Researchers at Duke University recently developed a three-dimensional map of the complex molecular circuitry of Francisella tularensis, the bacteria that causes tularemia, in order to better understand how the pathogen becomes virulent.
“Now we have the coordinates for stopping one of the most infectious agents known to man,” Maria A. Schumacher, senior author of the study and Duke University professor, said. “By having all of these pieces, and understanding how they fit together, we can design new drugs that can shut down virulence.”
Currently named as one of the six most concerning bioterrorism agents along with anthrax, botulism, viral hemorrhagic fever, smallpox and plague by the U.S. Centers for Disease Control and Prevention (CDC), F. tularensis is an extremely durable organism that has the ability to infect a variety of hosts including humans, rabbits and mosquitoes and can survive for weeks at a time in dead or decaying organisms.
According to the World Health Organization, 110 pounds of F. tularensis dispersed over a city of five million people could cause approximately 250,000 cases of severe illness and 19,000 deaths.

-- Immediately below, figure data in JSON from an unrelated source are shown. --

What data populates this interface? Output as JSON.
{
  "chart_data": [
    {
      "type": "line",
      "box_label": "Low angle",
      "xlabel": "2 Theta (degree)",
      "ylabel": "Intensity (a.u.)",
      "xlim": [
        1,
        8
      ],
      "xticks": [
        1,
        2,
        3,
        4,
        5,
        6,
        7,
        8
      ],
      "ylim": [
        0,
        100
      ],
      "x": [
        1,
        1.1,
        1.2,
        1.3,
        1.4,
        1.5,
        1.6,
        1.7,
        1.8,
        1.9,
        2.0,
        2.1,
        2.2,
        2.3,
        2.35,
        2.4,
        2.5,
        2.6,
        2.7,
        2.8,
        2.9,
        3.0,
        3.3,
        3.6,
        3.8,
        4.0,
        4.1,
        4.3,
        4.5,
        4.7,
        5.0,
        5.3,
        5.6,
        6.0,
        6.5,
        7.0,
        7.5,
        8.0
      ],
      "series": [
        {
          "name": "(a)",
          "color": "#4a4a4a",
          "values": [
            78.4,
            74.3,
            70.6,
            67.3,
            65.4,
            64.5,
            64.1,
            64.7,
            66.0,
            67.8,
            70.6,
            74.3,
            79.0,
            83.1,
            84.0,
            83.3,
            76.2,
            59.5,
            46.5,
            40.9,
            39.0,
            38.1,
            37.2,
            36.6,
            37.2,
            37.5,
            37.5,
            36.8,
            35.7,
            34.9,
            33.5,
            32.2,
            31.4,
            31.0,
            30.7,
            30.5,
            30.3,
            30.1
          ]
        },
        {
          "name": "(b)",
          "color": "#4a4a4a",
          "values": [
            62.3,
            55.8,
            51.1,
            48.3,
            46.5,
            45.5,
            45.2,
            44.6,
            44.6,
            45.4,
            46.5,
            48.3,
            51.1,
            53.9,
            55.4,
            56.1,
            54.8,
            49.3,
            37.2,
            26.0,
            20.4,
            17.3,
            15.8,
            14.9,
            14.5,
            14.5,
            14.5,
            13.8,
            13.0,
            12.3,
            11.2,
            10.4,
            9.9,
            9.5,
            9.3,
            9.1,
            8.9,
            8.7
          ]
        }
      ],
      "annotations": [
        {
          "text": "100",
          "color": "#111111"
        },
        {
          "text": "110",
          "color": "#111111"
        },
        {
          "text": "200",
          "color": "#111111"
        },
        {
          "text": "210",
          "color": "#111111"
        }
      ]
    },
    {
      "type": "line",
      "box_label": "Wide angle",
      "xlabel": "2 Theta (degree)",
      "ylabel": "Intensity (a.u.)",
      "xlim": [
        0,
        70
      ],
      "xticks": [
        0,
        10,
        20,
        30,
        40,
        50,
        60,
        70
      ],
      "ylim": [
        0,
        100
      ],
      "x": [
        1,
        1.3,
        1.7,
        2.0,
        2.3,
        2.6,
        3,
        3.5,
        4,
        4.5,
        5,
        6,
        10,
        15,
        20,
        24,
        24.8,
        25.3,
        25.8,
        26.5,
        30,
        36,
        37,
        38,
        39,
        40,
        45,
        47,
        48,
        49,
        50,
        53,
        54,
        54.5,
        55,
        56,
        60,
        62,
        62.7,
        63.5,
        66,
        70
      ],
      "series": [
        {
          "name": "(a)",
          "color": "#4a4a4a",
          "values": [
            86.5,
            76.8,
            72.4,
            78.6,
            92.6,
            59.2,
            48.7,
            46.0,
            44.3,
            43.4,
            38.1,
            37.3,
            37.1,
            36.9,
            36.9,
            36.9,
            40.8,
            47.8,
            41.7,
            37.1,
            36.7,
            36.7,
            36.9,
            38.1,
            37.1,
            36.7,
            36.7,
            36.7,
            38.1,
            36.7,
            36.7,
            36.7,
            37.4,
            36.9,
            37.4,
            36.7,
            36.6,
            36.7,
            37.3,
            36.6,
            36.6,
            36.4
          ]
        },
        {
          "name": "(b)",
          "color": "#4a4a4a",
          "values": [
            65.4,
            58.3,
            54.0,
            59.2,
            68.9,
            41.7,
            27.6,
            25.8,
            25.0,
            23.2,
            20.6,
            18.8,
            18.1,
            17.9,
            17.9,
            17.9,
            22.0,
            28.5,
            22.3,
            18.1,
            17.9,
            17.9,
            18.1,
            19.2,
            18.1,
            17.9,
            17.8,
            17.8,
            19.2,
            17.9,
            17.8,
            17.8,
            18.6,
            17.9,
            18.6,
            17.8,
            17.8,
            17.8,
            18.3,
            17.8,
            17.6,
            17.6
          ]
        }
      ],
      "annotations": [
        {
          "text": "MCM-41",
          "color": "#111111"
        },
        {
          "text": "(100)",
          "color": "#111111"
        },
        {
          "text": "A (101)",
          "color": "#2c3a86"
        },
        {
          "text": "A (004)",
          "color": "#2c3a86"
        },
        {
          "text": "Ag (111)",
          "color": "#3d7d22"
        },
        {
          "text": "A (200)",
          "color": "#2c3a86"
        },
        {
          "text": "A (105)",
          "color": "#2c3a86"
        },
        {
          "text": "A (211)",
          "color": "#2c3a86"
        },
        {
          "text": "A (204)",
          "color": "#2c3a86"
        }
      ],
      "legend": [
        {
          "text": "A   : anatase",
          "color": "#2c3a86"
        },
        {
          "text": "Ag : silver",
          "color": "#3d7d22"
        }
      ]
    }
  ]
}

Despite decades of research, little is still known about the pathogen and even less is known about a cluster of genes known as “Francisella pathogenicity island” which is essential for the bacteria’s virulence.
To gain a better understanding of the pathogen, the researchers first conducted a number of structural, biochemical and cellular studies in order to define the molecular characteristics that turn pathogenicity genes on and off.
Specifically, the researchers suspected the alarmone known as ppGpp, a stress-sensing molecule that responds to stressful situations by promoting survival in bacteria, might be a cause. From that starting point, they began looking at factors that might interact with that alarmone, such as PigR, a protein pathogenicity island gene regulator, the macrophage growth locus proteins A and MgIA, and the starvation proteins A and SspA.
Utilizing a technique called x-ray crystallography, the researchers produced atomic-level three-dimensional structures of each protein and assembled them one by one, similar to a circuit board.
They found that MgIA and SspA combine to produce a two-part protein that contains a binding pocket on its underside for ppGpp. From there, it “recruits” PigR which stabilizes RNA polymerase to that area of the F. tularensis genome and creates a large complex that binds to the DNA to turn on the pathogenicity genes.
The researchers then developed mutations they destroyed the binding pocket for ppGpp, which disallowed the pathogenicity to be activated.
“We have uncovered a totally novel way for controlling virulence,” Rochard Brennan, professor of biochemistry at Duke, said. “If we could block this binding pocket, then we could stop virulence in F. tularensis. It would be a new way of fighting this bacteria, by disabling it with antivirulence drugs rather than by killing it outright with antibiotics.”
Research for the study was published in detail in a recent issue of the journal Genes and Development.